For the NSA to have reportedly dismiss the rumour that a big row might be brewing between him and the President over his comments, for them, was indicative that he really meant what he said at the South-South Summit.

An NSA source was reportedly quoted to have said the President believes that the NSA was merely expressing his opinion, adding that “but we all know that what the NSA said was the truth.

“However, being a military man, he summoned the courage to say what many of us know to be the truth but no one has been courageous enough to say so. I know that some big people in the PDP will not be happy, but there is nothing they can do about it. It may sound very unpalatable, but that is how it is”, he added.

And then came Okah with his bombshell
Claims by suspected mastermind of October 1, 2010 bombings in Abuja, Mr. Henry Okah before a South African court that he spoke to President Goodluck Jonathan in April 2010 in order to aide Diezani Allison-Madueke to become Petroleum Minister was another development that rattled the presidency to its marrow within the week. Although the president had spurned them, the claims, no doubt is yet another acid test for Jonathan.
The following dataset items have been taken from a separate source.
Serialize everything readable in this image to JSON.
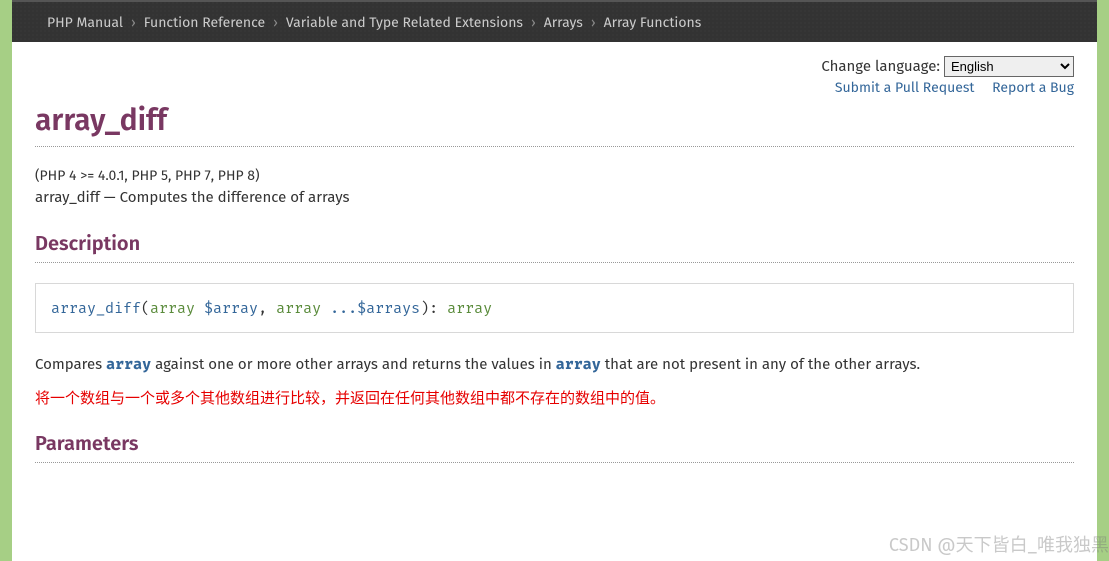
{
  "breadcrumb": {
    "items": [
      "PHP Manual",
      "Function Reference",
      "Variable and Type Related Extensions",
      "Arrays",
      "Array Functions"
    ],
    "sep": "›"
  },
  "lang": {
    "label": "Change language:",
    "selected": "English"
  },
  "links": {
    "pull": "Submit a Pull Request",
    "bug": "Report a Bug"
  },
  "title": "array_diff",
  "version": "(PHP 4 >= 4.0.1, PHP 5, PHP 7, PHP 8)",
  "summary": "array_diff — Computes the difference of arrays",
  "sections": {
    "description": "Description",
    "parameters": "Parameters"
  },
  "signature": {
    "fn": "array_diff",
    "open": "(",
    "p1_type": "array",
    "p1_var": " $array",
    "comma": ", ",
    "p2_type": "array",
    "p2_rest": " ...$arrays",
    "close": "): ",
    "ret": "array"
  },
  "desc": {
    "pre": "Compares ",
    "code1": "array",
    "mid": " against one or more other arrays and returns the values in ",
    "code2": "array",
    "post": " that are not present in any of the other arrays."
  },
  "translated": "将一个数组与一个或多个其他数组进行比较，并返回在任何其他数组中都不存在的数组中的值。",
  "watermark": "CSDN @天下皆白_唯我独黑"
}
Apart from the claim contained in a fresh affidavit he filed before the court that in just the first few days of April 2010, after? Jonathan became Acting President of Nigeria, one Mrs. Diezani Allison-Madueke called him over 20 times for help to become Petroleum Minister, Okah also alleged that on the day of the bombing, he received a call from Mr. Moses Jituboh, the Head of Personal Security to President Jonathan, urging him (Okah) to continue to cooperate with the President.

Okah added that Jituboh also asked him to shift the blame of the October 1, 2010 bombing to radical elements in the North, just as President Jonathan had sent Douglas to meet him in South Africa where Douglas? informed him that the Northern region of Nigeria was doing everything to prevent Jonathan from being the president.

Special Adviser on Media and Publicity, Dr. Reuben Abati, however, described Okah’s claims as not only false, but lacking factual foundation.

Since the president himself has said that as far as the case of Okah’s involvement in the plotting and execution of terrorist attacks in the country was already before a court of competent jurisdiction in South Africa, he does not want to say much on the matter, let’s see how the trial goes.

He has also promised to make a full representation on the matter to the court when the trial opens, in accordance with to due process and international law. He further advised the media to respect the sanctity of the legal and judicial processes in the matter by avoiding becoming available tools in the hands of Mr. Okah and his cohorts.

But as Jonathan has alleged, if this is an “entirely diversionary trial by the media aimed only at falsely impugning the character and integrity” of Mr. President and his administration, whoever may have hatched that plan and sell it to Okah to rope the president in must be an evil genius. Knowing full well that the president was too much charged with problems of governance already, the intention might just be to destabilise him completely.

But the question yawning for answers on the lips of key actors at the presidency is who was Okah at the time that Allison Maduekwe should deem it necessary that it was him who must convince the president about her choice for the ministerial position?

Where were the likes of Chief Edwin Clark and Chief Tony Aninih in the political landscape of the country, if the minister felt he must use power brokers from her region that Deziani chose to prefer Okah of all people? Well, in order not to be subjudice, I rest my case on this matter.